I’ve spent the entire past weekend, not riding trails but buried in the task of digging myself out of the mountain of stuff that I seem to have accumulated since moving into my place six years ago.
There is too much stuff. Wisdom of the day says if you want energy and abundance to flow, you have to make room for it. When talking about possessions, this means parting with some of those that are no longer serving you.
You can sell them, but a better message is sent to the universe if you give them away. “I have more than enough, I can share my abundance.”
Last week, my guy asked me if I wanted to give away my old mountain bike (I bought the lighter, front-suspended replacement a couple of years ago). He said he knew someone who could use a free bike.
The emotional part of me hesitated, “What if … ?”

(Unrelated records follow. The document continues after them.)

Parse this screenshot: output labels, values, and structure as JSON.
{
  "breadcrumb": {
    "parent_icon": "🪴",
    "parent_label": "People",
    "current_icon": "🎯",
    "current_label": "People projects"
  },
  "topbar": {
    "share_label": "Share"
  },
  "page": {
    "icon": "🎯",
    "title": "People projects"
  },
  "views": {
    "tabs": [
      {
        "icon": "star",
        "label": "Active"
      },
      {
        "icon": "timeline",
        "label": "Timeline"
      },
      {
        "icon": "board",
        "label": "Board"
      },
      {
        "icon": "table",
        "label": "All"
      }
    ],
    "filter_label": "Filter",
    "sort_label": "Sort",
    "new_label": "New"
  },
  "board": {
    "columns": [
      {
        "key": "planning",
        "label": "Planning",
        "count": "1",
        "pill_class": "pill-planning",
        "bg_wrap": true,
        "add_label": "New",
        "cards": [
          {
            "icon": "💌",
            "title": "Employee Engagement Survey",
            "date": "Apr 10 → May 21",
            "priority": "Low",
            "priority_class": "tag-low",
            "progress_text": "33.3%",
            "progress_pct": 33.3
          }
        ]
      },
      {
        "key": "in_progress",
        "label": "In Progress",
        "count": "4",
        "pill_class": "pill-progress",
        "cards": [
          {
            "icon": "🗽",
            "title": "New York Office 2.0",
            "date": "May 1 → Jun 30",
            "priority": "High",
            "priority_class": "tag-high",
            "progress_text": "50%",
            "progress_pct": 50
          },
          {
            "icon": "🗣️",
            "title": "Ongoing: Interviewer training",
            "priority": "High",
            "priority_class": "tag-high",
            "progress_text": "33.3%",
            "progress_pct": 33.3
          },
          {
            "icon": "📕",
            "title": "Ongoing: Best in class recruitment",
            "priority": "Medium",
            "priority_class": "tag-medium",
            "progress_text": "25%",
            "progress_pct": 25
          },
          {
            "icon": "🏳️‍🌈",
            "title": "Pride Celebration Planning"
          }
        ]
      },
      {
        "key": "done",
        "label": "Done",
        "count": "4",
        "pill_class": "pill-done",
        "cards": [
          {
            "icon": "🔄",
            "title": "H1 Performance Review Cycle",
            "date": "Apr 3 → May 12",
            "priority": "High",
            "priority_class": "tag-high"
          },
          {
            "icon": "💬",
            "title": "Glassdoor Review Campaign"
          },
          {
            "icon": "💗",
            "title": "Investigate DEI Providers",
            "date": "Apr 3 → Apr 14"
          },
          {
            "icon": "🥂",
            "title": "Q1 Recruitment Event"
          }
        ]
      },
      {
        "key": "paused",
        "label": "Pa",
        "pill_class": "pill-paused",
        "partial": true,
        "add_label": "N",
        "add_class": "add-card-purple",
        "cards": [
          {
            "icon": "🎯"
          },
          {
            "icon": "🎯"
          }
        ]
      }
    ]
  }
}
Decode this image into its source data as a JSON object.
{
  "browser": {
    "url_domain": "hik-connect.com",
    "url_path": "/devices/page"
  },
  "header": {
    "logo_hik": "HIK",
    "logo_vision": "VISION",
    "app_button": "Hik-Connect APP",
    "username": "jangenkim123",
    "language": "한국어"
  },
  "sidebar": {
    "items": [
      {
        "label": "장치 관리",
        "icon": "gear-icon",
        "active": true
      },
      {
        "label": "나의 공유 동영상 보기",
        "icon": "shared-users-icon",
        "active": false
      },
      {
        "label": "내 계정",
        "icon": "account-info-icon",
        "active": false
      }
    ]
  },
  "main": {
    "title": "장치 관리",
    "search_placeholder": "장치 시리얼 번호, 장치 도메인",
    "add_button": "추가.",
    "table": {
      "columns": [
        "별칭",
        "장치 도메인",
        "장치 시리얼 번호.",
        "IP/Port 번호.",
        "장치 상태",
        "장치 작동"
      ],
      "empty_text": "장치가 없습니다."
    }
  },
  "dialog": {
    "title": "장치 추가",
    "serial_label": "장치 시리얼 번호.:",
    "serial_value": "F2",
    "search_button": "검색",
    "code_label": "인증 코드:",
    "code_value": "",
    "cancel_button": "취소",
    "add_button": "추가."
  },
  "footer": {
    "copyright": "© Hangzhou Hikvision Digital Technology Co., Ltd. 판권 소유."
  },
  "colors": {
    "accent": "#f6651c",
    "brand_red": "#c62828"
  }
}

Like many of you, I grew up without a lot of fancy things. One bike had to do me from the time I was six years old and couldn’t sit on the seat and still reach the pedals, until the year I turned 16 when someone ran over the back wheel when I left it carelessly in a driveway.
I didn’t have money to fix it, or even the awareness that it could be fixed, so I did without.
I think about the role bicycles play in my life now and I can’t imagine being without one – I can’t imagine being without both of them. They are an integral part of my existence.
Last year, when I was riding in the Cycle Oregon week-long ride, there was a bike workshop that set up every night to fix and clean and service bicycles. You dropped off your bike, paid a fee and picked it up in the morning ready for the new day’s ride.
They were volunteers. The money they were making was to buy and refurbish bikes for kids who wouldn’t otherwise have one. My bicycle didn’t need any of their attention, but they accommodated me by accepting a $50 donation – their average cost to provide a kid with a bike.
Remembering Cycle Oregon and how good it felt to share the joy of riding, I thought about the dust gathering on my old mountain bike and said, “Yes.”
Take a look in your garage. If there is a lonely bike out there, find it a friend.